我想计算每个mydata列的三个因子的出现次数,所以我想到了函数表
mydata的一些数据:
A0AUT A0AYT A0AZT A0B2T A0B3T
100130426 no_change no_change no_change no_change no_change
100133144 no_change no_change down no_change no_change
100134869 no_change no_change no_change no_change no_change
10357 no_change up no_change no_change up
10431 no_change up no_change no_change no_change
136542 no_change up no_change no_change no_change
> str(mydata)
'data.frame': 20531 obs. of 518 variables:
$ A0AUT: Factor w/ 3 levels "down","no_change",..: 2 2 2 2 2 2 2 2 2 2 ...
$ A0AYT: Factor w/ 3 levels "down","no_change",..: 2 2 2 3 3 3 2 2 2 3 ...
$ A0AZT: Factor w/ 3 levels "down","no_change",..: 2 1 2 2 2 2 1 2 2 2 ...
$ A0B2T: Factor w/ 3 levels "down","no_change",..: 2 2 2 2 2 2 1 2 2 2 ...
$ A0B3T: Factor w/ 3 levels "down","no_change",..: 2 2 2 3 2 2 2 2 2 2 ...
$ A0B5T: Factor w/ 3 levels "down","no_change",..: 2 2 2 3 2 2 2 2 2 2 ...

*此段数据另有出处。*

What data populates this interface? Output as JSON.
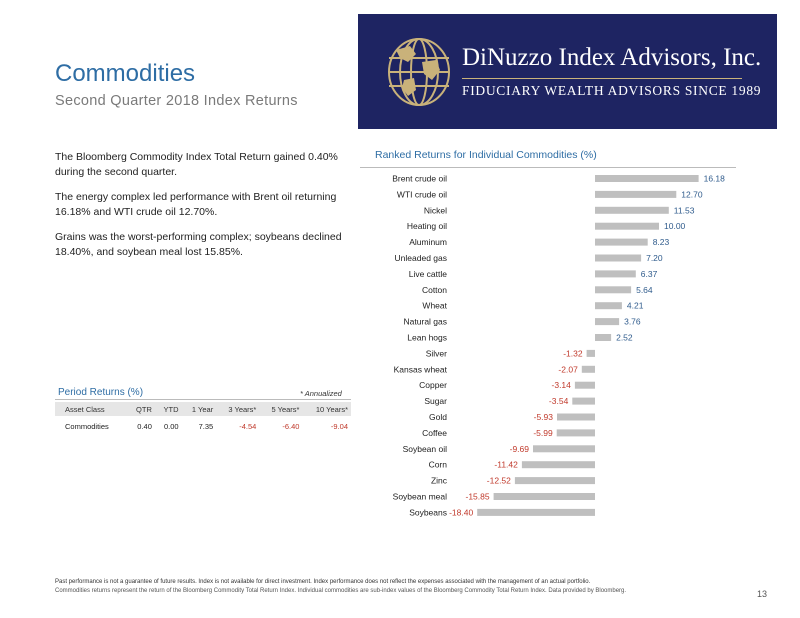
{
  "header": {
    "title": "Commodities",
    "subtitle": "Second Quarter 2018 Index Returns"
  },
  "logo": {
    "name": "DiNuzzo Index Advisors, Inc.",
    "tagline": "FIDUCIARY WEALTH ADVISORS SINCE 1989",
    "background": "#1e2462",
    "globe_color": "#c9b27a"
  },
  "narrative": {
    "p1": "The Bloomberg Commodity Index Total Return gained 0.40% during the second quarter.",
    "p2": "The energy complex led performance with Brent oil returning 16.18% and WTI crude oil 12.70%.",
    "p3": "Grains was the worst-performing complex; soybeans declined 18.40%, and soybean meal lost 15.85%."
  },
  "period_returns": {
    "title": "Period Returns (%)",
    "note": "* Annualized",
    "headers": [
      "Asset Class",
      "QTR",
      "YTD",
      "1 Year",
      "3 Years*",
      "5 Years*",
      "10 Years*"
    ],
    "row": [
      "Commodities",
      "0.40",
      "0.00",
      "7.35",
      "-4.54",
      "-6.40",
      "-9.04"
    ]
  },
  "chart_title": "Ranked Returns for Individual Commodities (%)",
  "colors": {
    "accent_blue": "#2e6da4",
    "bar": "#bfbfbf",
    "positive_label": "#2f5b8c",
    "negative_label": "#c0392b"
  },
  "chart_data": {
    "type": "bar",
    "orientation": "horizontal",
    "title": "Ranked Returns for Individual Commodities (%)",
    "categories": [
      "Brent crude oil",
      "WTI crude oil",
      "Nickel",
      "Heating oil",
      "Aluminum",
      "Unleaded gas",
      "Live cattle",
      "Cotton",
      "Wheat",
      "Natural gas",
      "Lean hogs",
      "Silver",
      "Kansas wheat",
      "Copper",
      "Sugar",
      "Gold",
      "Coffee",
      "Soybean oil",
      "Corn",
      "Zinc",
      "Soybean meal",
      "Soybeans"
    ],
    "values": [
      16.18,
      12.7,
      11.53,
      10.0,
      8.23,
      7.2,
      6.37,
      5.64,
      4.21,
      3.76,
      2.52,
      -1.32,
      -2.07,
      -3.14,
      -3.54,
      -5.93,
      -5.99,
      -9.69,
      -11.42,
      -12.52,
      -15.85,
      -18.4
    ],
    "labels": [
      "16.18",
      "12.70",
      "11.53",
      "10.00",
      "8.23",
      "7.20",
      "6.37",
      "5.64",
      "4.21",
      "3.76",
      "2.52",
      "-1.32",
      "-2.07",
      "-3.14",
      "-3.54",
      "-5.93",
      "-5.99",
      "-9.69",
      "-11.42",
      "-12.52",
      "-15.85",
      "-18.40"
    ],
    "xlim": [
      -20,
      17
    ],
    "grid": false,
    "legend": "none"
  },
  "footer": {
    "disclaimer1": "Past performance is not a guarantee of future results. Index is not available for direct investment. Index performance does not reflect the expenses associated with the management of an actual portfolio.",
    "disclaimer2": "Commodities returns represent the return of the Bloomberg Commodity Total Return Index. Individual commodities are sub-index values of the Bloomberg Commodity Total Return Index. Data provided by Bloomberg.",
    "page_number": "13"
  }
}
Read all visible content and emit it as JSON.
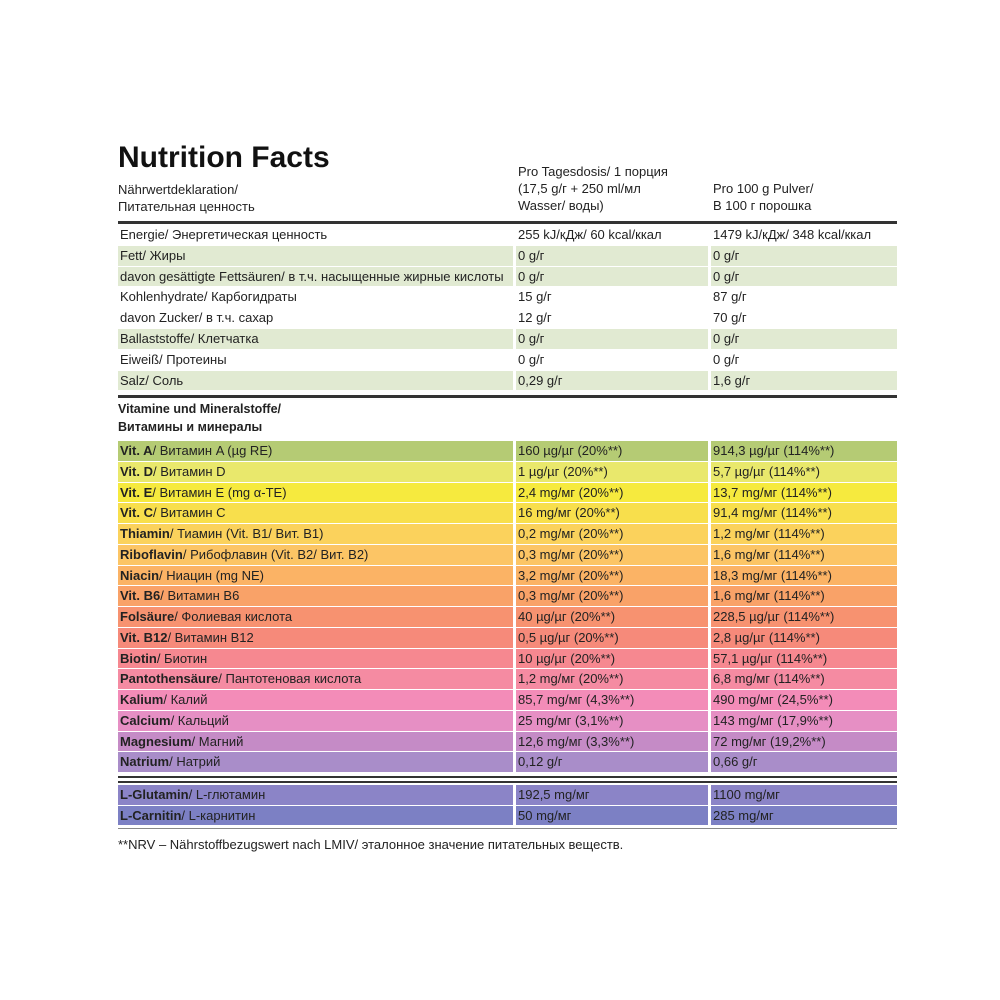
{
  "header": {
    "title": "Nutrition Facts",
    "label_de": "Nährwertdeklaration/",
    "label_ru": "Питательная ценность",
    "col1": [
      "Pro Tagesdosis/ 1 порция",
      "(17,5 g/г + 250 ml/мл",
      "Wasser/ воды)"
    ],
    "col2": [
      "Pro 100 g Pulver/",
      "В 100 г порошка"
    ]
  },
  "nutrients": [
    {
      "name": "Energie/ Энергетическая ценность",
      "per_serving": "255 kJ/кДж/ 60 kcal/ккал",
      "per_100g": "1479 kJ/кДж/ 348 kcal/ккал",
      "color": "#ffffff"
    },
    {
      "name": "Fett/ Жиры",
      "per_serving": "0 g/г",
      "per_100g": "0 g/г",
      "color": "#e1ead2"
    },
    {
      "name": "davon gesättigte Fettsäuren/ в т.ч. насыщенные жирные кислоты",
      "per_serving": "0 g/г",
      "per_100g": "0 g/г",
      "color": "#e1ead2"
    },
    {
      "name": "Kohlenhydrate/ Карбогидраты",
      "per_serving": "15 g/г",
      "per_100g": "87 g/г",
      "color": "#ffffff"
    },
    {
      "name": "davon Zucker/ в т.ч. сахар",
      "per_serving": "12 g/г",
      "per_100g": "70 g/г",
      "color": "#ffffff"
    },
    {
      "name": "Ballaststoffe/ Клетчатка",
      "per_serving": "0 g/г",
      "per_100g": "0 g/г",
      "color": "#e1ead2"
    },
    {
      "name": "Eiweiß/ Протеины",
      "per_serving": "0 g/г",
      "per_100g": "0 g/г",
      "color": "#ffffff"
    },
    {
      "name": "Salz/ Соль",
      "per_serving": "0,29 g/г",
      "per_100g": "1,6 g/г",
      "color": "#e1ead2"
    }
  ],
  "vitamins_header": [
    "Vitamine und Mineralstoffe/",
    "Витамины и минералы"
  ],
  "vitamins": [
    {
      "name_bold": "Vit. A",
      "name": "/ Витамин A (µg RE)",
      "per_serving": "160 µg/µг (20%**)",
      "per_100g": "914,3 µg/µг (114%**)",
      "color": "#b5cb74"
    },
    {
      "name_bold": "Vit. D",
      "name": "/ Витамин D",
      "per_serving": "1 µg/µг (20%**)",
      "per_100g": "5,7 µg/µг (114%**)",
      "color": "#e9e86c"
    },
    {
      "name_bold": "Vit. E",
      "name": "/ Витамин E (mg α-TE)",
      "per_serving": "2,4 mg/мг (20%**)",
      "per_100g": "13,7 mg/мг (114%**)",
      "color": "#f6ea3e"
    },
    {
      "name_bold": "Vit. C",
      "name": "/ Витамин C",
      "per_serving": "16 mg/мг (20%**)",
      "per_100g": "91,4 mg/мг (114%**)",
      "color": "#f8df4c"
    },
    {
      "name_bold": "Thiamin",
      "name": "/ Тиамин (Vit. B1/ Вит. B1)",
      "per_serving": "0,2 mg/мг (20%**)",
      "per_100g": "1,2 mg/мг (114%**)",
      "color": "#fbd25c"
    },
    {
      "name_bold": "Riboflavin",
      "name": "/ Рибофлавин (Vit. B2/ Вит. B2)",
      "per_serving": "0,3 mg/мг (20%**)",
      "per_100g": "1,6 mg/мг (114%**)",
      "color": "#fcc565"
    },
    {
      "name_bold": "Niacin",
      "name": "/ Ниацин (mg NE)",
      "per_serving": "3,2 mg/мг (20%**)",
      "per_100g": "18,3 mg/мг (114%**)",
      "color": "#fbb365"
    },
    {
      "name_bold": "Vit. B6",
      "name": "/ Витамин B6",
      "per_serving": "0,3 mg/мг (20%**)",
      "per_100g": "1,6 mg/мг (114%**)",
      "color": "#f9a268"
    },
    {
      "name_bold": "Folsäure",
      "name": "/ Фолиевая кислота",
      "per_serving": "40 µg/µг (20%**)",
      "per_100g": "228,5 µg/µг (114%**)",
      "color": "#f79270"
    },
    {
      "name_bold": "Vit. B12",
      "name": "/ Витамин B12",
      "per_serving": "0,5 µg/µг (20%**)",
      "per_100g": "2,8 µg/µг (114%**)",
      "color": "#f68a7a"
    },
    {
      "name_bold": "Biotin",
      "name": "/ Биотин",
      "per_serving": "10 µg/µг (20%**)",
      "per_100g": "57,1 µg/µг (114%**)",
      "color": "#f68890"
    },
    {
      "name_bold": "Pantothensäure",
      "name": "/ Пантотеновая кислота",
      "per_serving": "1,2 mg/мг (20%**)",
      "per_100g": "6,8 mg/мг (114%**)",
      "color": "#f58ba2"
    },
    {
      "name_bold": "Kalium",
      "name": "/ Калий",
      "per_serving": "85,7 mg/мг (4,3%**)",
      "per_100g": "490 mg/мг (24,5%**)",
      "color": "#f38cb8"
    },
    {
      "name_bold": "Calcium",
      "name": "/ Кальций",
      "per_serving": "25 mg/мг (3,1%**)",
      "per_100g": "143 mg/мг (17,9%**)",
      "color": "#e68fc4"
    },
    {
      "name_bold": "Magnesium",
      "name": "/ Магний",
      "per_serving": "12,6 mg/мг (3,3%**)",
      "per_100g": "72 mg/мг (19,2%**)",
      "color": "#c58bc6"
    },
    {
      "name_bold": "Natrium",
      "name": "/ Натрий",
      "per_serving": "0,12 g/г",
      "per_100g": "0,66 g/г",
      "color": "#a98dc9"
    }
  ],
  "amino_acids": [
    {
      "name_bold": "L-Glutamin",
      "name": "/ L-глютамин",
      "per_serving": "192,5 mg/мг",
      "per_100g": "1100 mg/мг",
      "color": "#8b84c7"
    },
    {
      "name_bold": "L-Carnitin",
      "name": "/ L-карнитин",
      "per_serving": "50 mg/мг",
      "per_100g": "285 mg/мг",
      "color": "#7c80c4"
    }
  ],
  "footnote": "**NRV – Nährstoffbezugswert nach LMIV/ эталонное значение питательных веществ."
}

$ A0B7T: Factor w/ 3 levels "down","no_change",..: 2 2 2 2 2 2 1 2 2 2 ...
$ A0B8T: Factor w/ 3 levels "down","no_change",..: 2 1 1 2 3 2 2 2 2 2 ...
$ A0BAT: Factor w/ 3 levels "down","no_change",..: 2 2 2 2 2 2 2 2 2 2 ...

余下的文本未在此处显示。